Close Call : Wanita Muda Berjuang Saat Semua Orang Ingin Membunuhnya

                  




Close Call  berpusat di sekitar gadis remaja bermasalah yang ditinggal sendirian di rumah dengan gadget-nya sendiri. Saat malam semakin larut, dia mulai mengalami rangkaian peristiwa yang menakutkan sambil berjuang melawan imajinasinya sendiri dalam surat cinta bergenre horor ini yang sebagian merupakan kisah masa depan.



Satu hal yang menonjol dari film ini sejak awal adalah estetika retro yang menarik secara visual. Ini keren mengingat film ini didasarkan pada periode waktu zaman sekarang. Opening perusahaan produksi ditampilkan di layar dengan pita VHS yang dimasukkan ke dalam logo. Tidak hanya itu, tetapi juga diiringi dengan musik jingle intro yang sangat keren. Kemudian ada filter 'retro' berbintik yang diterapkan selama apa yang diasumsikan sebagai pasca produksi, yang dijalankan dengan sangat baik. Background musik tahun 80-an terdengar synth, gelap dan tidak menyenangkan. Mengingatkan akan karya-karya John Carpenter.





Alur cerita, meskipun kadang-kadang sulit untuk diikuti, bertahan dengan sangat baik; apalagi untuk film yang memiliki budget yang lumayan rendah. Karakter utama, Morgan (Jordan Phipps), diuji kewarasannya melalui beberapa situasi paling aneh dan menyebalkan yang bisa dibayangkan. Setiap situasi benar-benar berbeda dari yang berikutnya, yang semuanya terinspirasi oleh film horor / thriller lain yang lebih populer. Kadang-kadang, dalam film horor indie beranggaran rendah pemirsa bisa dibuat bosan. Namun tidak demikian dengan Close Call. Memiliki waktu tayang hanya sekitar 2 jam, penontonnya merasa waktu berlalu begitu saja. Mereka akan menginginkan lebih karena membutuhkan penjelasan yang lebih jelas tentang apa yang baru saja disaksikan.

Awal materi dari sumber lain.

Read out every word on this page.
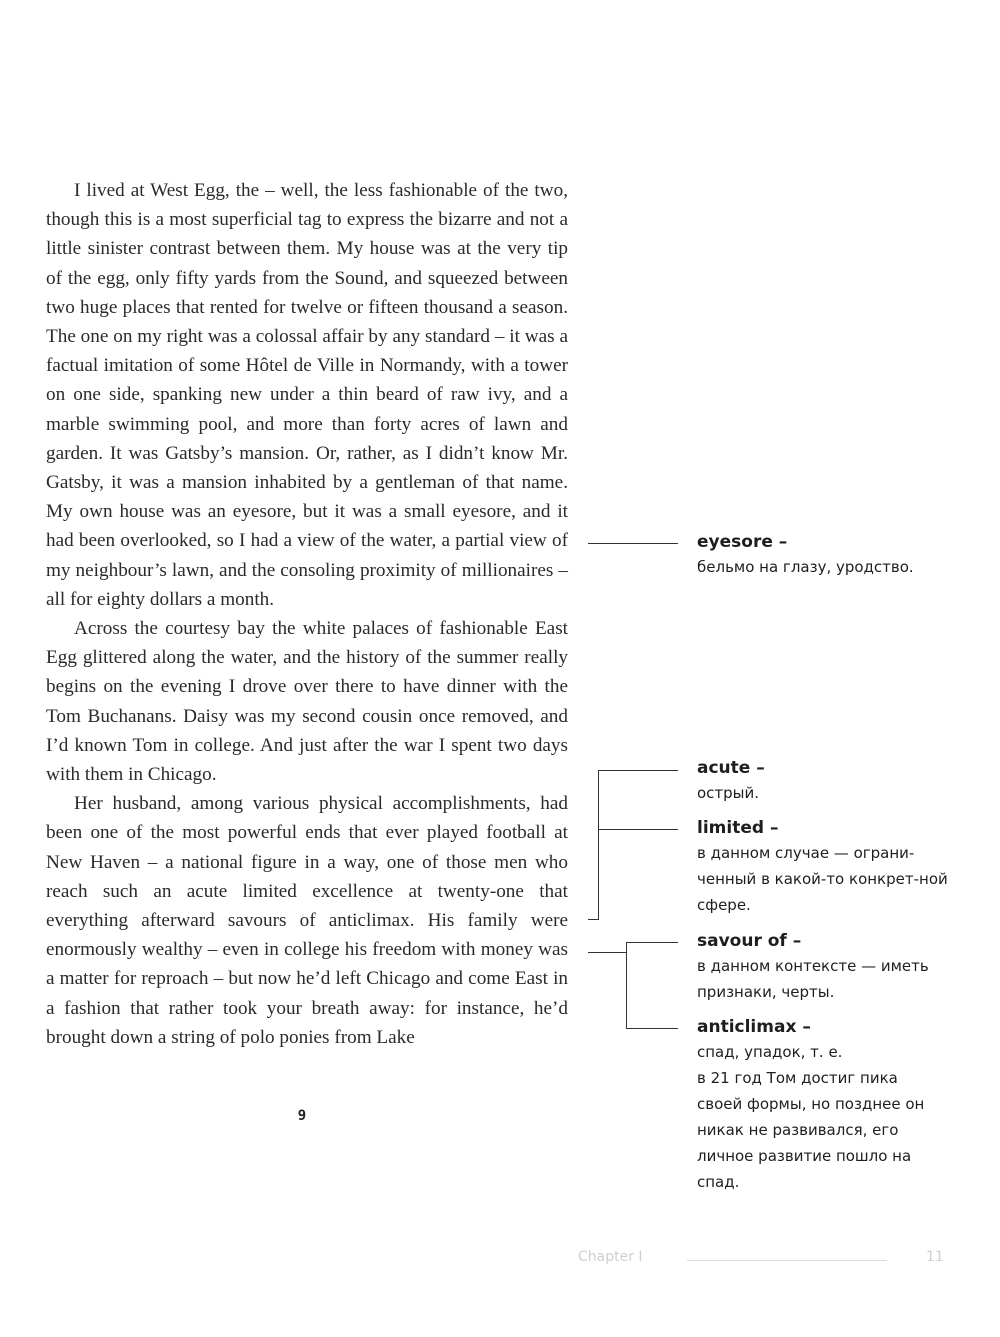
I lived at West Egg, the – well, the less fashionable of the two, though this is a most superficial tag to express the bizarre and not a little sinister contrast between them. My house was at the very tip of the egg, only fifty yards from the Sound, and squeezed between two huge places that rented for twelve or fifteen thousand a season. The one on my right was a colossal affair by any standard – it was a factual imitation of some Hôtel de Ville in Normandy, with a tower on one side, spanking new under a thin beard of raw ivy, and a marble swimming pool, and more than forty acres of lawn and garden. It was Gatsby’s mansion. Or, rather, as I didn’t know Mr. Gatsby, it was a mansion inhabited by a gentleman of that name. My own house was an eyesore, but it was a small eyesore, and it had been overlooked, so I had a view of the water, a partial view of my neighbour’s lawn, and the consoling proximity of millionaires – all for eighty dollars a month.

Across the courtesy bay the white palaces of fashionable East Egg glittered along the water, and the history of the summer really begins on the evening I drove over there to have dinner with the Tom Buchanans. Daisy was my second cousin once removed, and I’d known Tom in college. And just after the war I spent two days with them in Chicago.

Her husband, among various physical accomplishments, had been one of the most powerful ends that ever played football at New Haven – a national figure in a way, one of those men who reach such an acute limited excellence at twenty-one that everything afterward savours of anticlimax. His family were enormously wealthy – even in college his freedom with money was a matter for reproach – but now he’d left Chicago and come East in a fashion that rather took your breath away: for instance, he’d brought down a string of polo ponies from Lake

9
eyesore –
бельмо на глазу, уродство.
acute –
острый.
limited –
в данном случае — ограни-ченный в какой-то конкрет-ной сфере.
savour of –
в данном контексте — иметь признаки, черты.
anticlimax –
спад, упадок, т. е.
в 21 год Том достиг пика своей формы, но позднее он никак не развивался, его личное развитие пошло на спад.
Chapter I	11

Salah satu kelemahan film ini bagi saya adalah bagian akhirnya. Setelah semua kejadian gila ini terjadi,  film ini seharusnya memiliki akhir yang lebih kuat. Ada titik di mana ia mulai masuk ke apa yang tampak seperti tipe film Lords of Salem. Pemirsa akan merasa kesulitan memahami endingnya.  Sebuah hal yang positif untuk sebuah sekuel namun terasa nanggung bagi yang sudah menikmati dari nol.












Morgan, seorang remaja yang bermasalah dan kecanduan narkoba, harus berurusan dengan neneknya yang gila dan penelepon psiko ketika ayahnya meninggalkan rumahnya sendirian. Ketika panggilan terus berdatangan, Morgan yang paranoid dipaksa untuk menghadapi beberapa ketakutan terburuk dan setan dalam batinnya ketika dia percaya semua orang yang dia kenal sedang merencanakan untuk melawannya - atau mencoba membunuhnya.




Jelas bahwa Close Calls dibuat oleh laki-laki. Pandangan laki-laki stereotip (dan jelas dibuat dengan gaya ini) lazim di setiap bagian cerita. Ini bisa sedikit melelahkan karena terkadang mengganggu jalan cerita. Namun satu hal yang kuat dari cerita itu adalah kenyataan bahwa wanita di sini adalah yang berkuasa. Terutama tokoh utama Jordan Phipps sebagai Morgan (yang memiliki berbagai macam masalah), dan juga Carmen Patterson. Penulis dan sutradara Richard Stringham merangkainya dalam sebuah kisah yang gila dan membuat penontonnya tenggelam.